Como os preços internacionais estão ótimos e compensam a queda do dólar, acho que a próxima safra pode ter uma boa produção e uma boa produtividade.
Dezenas de cidades do interior dependem da agricultura. O comércio sente essa recessão. Como contornar essa dificuldade?
O desastre já ocorreu nesses três últimos anos, com a crise de renda da agropecuária. O que dá agora é para remediar em parte, com o alongamento da dívida e a implantação de uma política agrícola decente, com seguro que garanta a renda e não apenas o financiamento, melhoria da infra-estrutura que está sucateada, nova política cambial que não penalize as exportações e assim por diante.
O agricultor está na defensiva e reduz investimentos?
O problema é que, com a acumulação de dívidas, os produtores estouraram o limite da capacidade de endividamento e, por isso, não conseguem crédito.
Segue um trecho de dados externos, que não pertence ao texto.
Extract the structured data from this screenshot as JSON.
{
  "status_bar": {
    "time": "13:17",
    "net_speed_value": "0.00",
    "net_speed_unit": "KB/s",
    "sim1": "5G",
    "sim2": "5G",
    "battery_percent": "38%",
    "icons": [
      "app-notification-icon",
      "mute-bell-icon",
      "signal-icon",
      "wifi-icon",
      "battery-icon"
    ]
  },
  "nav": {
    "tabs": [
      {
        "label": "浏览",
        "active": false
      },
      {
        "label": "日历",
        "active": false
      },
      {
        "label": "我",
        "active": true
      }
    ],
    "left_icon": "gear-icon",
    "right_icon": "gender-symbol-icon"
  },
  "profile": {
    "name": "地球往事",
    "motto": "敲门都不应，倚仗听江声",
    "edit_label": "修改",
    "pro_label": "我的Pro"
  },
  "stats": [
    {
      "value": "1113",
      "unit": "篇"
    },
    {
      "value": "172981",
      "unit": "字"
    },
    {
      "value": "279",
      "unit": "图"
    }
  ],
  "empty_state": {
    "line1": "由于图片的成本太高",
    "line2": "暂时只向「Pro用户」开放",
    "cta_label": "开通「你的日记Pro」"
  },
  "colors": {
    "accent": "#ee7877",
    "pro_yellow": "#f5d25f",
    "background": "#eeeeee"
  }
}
Prova disso é que nas duas últimas safras sobraram recursos a juros fixos de 8,75%, fato que nunca havia ocorrido antes. Há um receio em investir, justificado diga-se de passagem, em face do que ocorreu recentemente. Mesmo assim, a indústria de máquinas e implementos aumentou sua produção.
Na negociação das dívidas de 2007, o governo anunciou medidas que na prática não se confirmaram. A Faep alertou o governo sobre o assunto?
Mandei um expediente para o presidente Lula e para os ministros da área econômica, além de pedir a intervenção de nossa bancada federal, demonstrando que o que havia sido prometido não havia sido cumprido com as resoluções do Conselho Monetário. Atualmente está sendo estudada a retificação dessas resoluções e negociado um alongamento globalizado para as dívidas. As perdas nesses três anos foram tantas e a acumulação de dívidas de tal ordem, que não dá para pagar num prazo pequeno. A questão é estratégica. Afinal é com base na agropecuária que o agronegócio vem proporcionando saldos positivos na balança comercial, sem os quais o Brasil já teria afundado. Assim, a ajuda que governo federal deverá dar aos produtores rurais não é uma questão apenas de justiça, mas de interesse do país.